In Which Harry Nilsson Invents the Mashup

Old School.

These days, producers with computers strip vocals from one song, add beats, take samples from another song, add new vocals, and come up with something "new" (or at least new-ish).

(And if you're not sure you understand what a mashup is, listen to this. I'll wait.)

Harry Nilsson did the same thing. In 1967. With no computers or studio tricks.

Instead, Nilsson took a single Beatle song as a spine and wrapped around it vocal and instrumental licks from more than a dozen other songs. With no producers with computers to fix all his shitty tracks. The result was different from lame TV-show medleys and was fun and memorable (and a great way to respond to John Lennon's statement that Nilsson was his "favorite American band"). Not bad for a guy who was doing computer work for a bank and trying to peddle his songs to established acts. (Link for Gmail subscribers.)

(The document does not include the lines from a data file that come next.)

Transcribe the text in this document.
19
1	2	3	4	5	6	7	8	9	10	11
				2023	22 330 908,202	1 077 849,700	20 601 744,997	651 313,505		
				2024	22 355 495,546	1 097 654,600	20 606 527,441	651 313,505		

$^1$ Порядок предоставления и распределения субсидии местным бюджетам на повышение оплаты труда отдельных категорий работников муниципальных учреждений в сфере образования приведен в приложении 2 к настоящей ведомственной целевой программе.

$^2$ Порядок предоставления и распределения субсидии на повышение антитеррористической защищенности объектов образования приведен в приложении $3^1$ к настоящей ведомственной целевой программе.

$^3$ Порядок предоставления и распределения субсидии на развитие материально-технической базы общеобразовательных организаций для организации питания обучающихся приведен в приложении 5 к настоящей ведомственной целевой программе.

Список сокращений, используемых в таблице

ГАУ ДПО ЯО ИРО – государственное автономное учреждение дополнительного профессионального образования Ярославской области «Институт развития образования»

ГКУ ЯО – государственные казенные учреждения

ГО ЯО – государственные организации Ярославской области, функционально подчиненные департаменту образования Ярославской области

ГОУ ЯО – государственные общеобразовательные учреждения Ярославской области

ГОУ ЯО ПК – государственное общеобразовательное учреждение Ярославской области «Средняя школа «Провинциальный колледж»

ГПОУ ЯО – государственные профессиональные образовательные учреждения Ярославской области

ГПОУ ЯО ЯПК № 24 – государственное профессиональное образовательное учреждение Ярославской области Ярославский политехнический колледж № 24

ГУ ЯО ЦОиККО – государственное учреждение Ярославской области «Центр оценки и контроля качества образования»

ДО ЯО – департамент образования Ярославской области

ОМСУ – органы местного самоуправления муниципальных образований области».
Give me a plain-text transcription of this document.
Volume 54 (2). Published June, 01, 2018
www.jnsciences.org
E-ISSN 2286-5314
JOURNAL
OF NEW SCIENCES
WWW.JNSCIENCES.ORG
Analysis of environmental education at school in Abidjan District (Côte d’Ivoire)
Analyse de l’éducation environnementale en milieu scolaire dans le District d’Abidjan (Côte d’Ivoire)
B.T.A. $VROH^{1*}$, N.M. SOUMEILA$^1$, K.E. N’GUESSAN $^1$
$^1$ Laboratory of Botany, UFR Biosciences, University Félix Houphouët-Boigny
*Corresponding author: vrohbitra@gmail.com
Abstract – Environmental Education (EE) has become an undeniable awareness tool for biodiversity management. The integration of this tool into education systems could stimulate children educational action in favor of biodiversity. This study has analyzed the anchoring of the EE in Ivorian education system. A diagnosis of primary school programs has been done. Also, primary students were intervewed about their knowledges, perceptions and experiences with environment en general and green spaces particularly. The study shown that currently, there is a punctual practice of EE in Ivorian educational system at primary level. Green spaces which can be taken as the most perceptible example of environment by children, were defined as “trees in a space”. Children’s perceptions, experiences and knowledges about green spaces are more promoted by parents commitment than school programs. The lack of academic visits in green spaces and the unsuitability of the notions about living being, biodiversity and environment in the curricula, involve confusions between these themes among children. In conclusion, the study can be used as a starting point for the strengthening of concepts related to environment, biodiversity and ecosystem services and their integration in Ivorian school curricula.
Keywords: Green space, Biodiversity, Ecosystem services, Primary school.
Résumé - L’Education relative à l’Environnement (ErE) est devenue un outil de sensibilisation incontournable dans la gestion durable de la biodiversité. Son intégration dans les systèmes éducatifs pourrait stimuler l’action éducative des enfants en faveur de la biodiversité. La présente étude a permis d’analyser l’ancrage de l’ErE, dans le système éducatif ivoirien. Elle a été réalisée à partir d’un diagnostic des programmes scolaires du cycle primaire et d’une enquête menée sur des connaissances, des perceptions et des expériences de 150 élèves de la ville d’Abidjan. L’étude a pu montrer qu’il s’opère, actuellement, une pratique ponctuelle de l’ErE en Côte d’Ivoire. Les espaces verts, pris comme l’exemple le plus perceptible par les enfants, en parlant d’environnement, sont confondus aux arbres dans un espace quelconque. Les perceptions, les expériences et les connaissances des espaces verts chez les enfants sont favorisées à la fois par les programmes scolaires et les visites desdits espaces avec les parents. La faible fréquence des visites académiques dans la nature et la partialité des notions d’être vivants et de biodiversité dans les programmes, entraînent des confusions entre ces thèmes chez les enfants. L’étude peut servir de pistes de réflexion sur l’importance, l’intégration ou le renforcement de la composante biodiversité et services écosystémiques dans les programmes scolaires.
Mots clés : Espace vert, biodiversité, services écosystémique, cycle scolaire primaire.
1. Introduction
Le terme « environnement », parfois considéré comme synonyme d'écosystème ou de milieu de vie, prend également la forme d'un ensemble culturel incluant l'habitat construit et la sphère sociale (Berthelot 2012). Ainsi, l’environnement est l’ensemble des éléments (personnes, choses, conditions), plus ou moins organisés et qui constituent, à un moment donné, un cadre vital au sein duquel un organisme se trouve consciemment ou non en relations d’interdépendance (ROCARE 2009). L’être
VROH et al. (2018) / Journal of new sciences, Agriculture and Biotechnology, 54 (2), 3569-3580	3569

Thirteen years later, Ringo Starr was in the middle of recording an album that would ultimately be retitled Stop and Smell the Roses. (John Lennon, 12 days before he was killed, gave Ringo demos of 2 new songs Lennon wrote for Ringo, including "Nobody Told Me." They made arrangements for Lennon to produce a session for Ringo to record the songs in early January 1981. When Lennon was killed in December 1980, Ringo couldn't bring himself to record the songs. An enhanced version of Lennon's demo would surface a few years later on the posthumous Milk and Honey album.)

For Stop and Smell the Roses, Harry Nilsson decided to revisit the technique he'd used for "You Can't Do That": with Nilsson producing (and singing background vocals) Ringo re-recorded his 1972 hit "Back Off Boogaloo" (now featuring the intro from "It Don't Come Easy" and more of a funk feel). Nilsson used "Back Off Boogaloo" as a structure from which he hung sections from a half-dozen other songs by Ringo and the Beatles. The result was mixed; mostly it worked, but it felt like it probably should have gone a lot farther. (Link for Gmail subscribers.)


So offering these examples from the years before Pro Tools and sophisticated music software, I put forth this simple idea:

Harry Nilsson invented the mashup.

1 comment:

Anonymous said...

Cool! I'd never heard either of those before.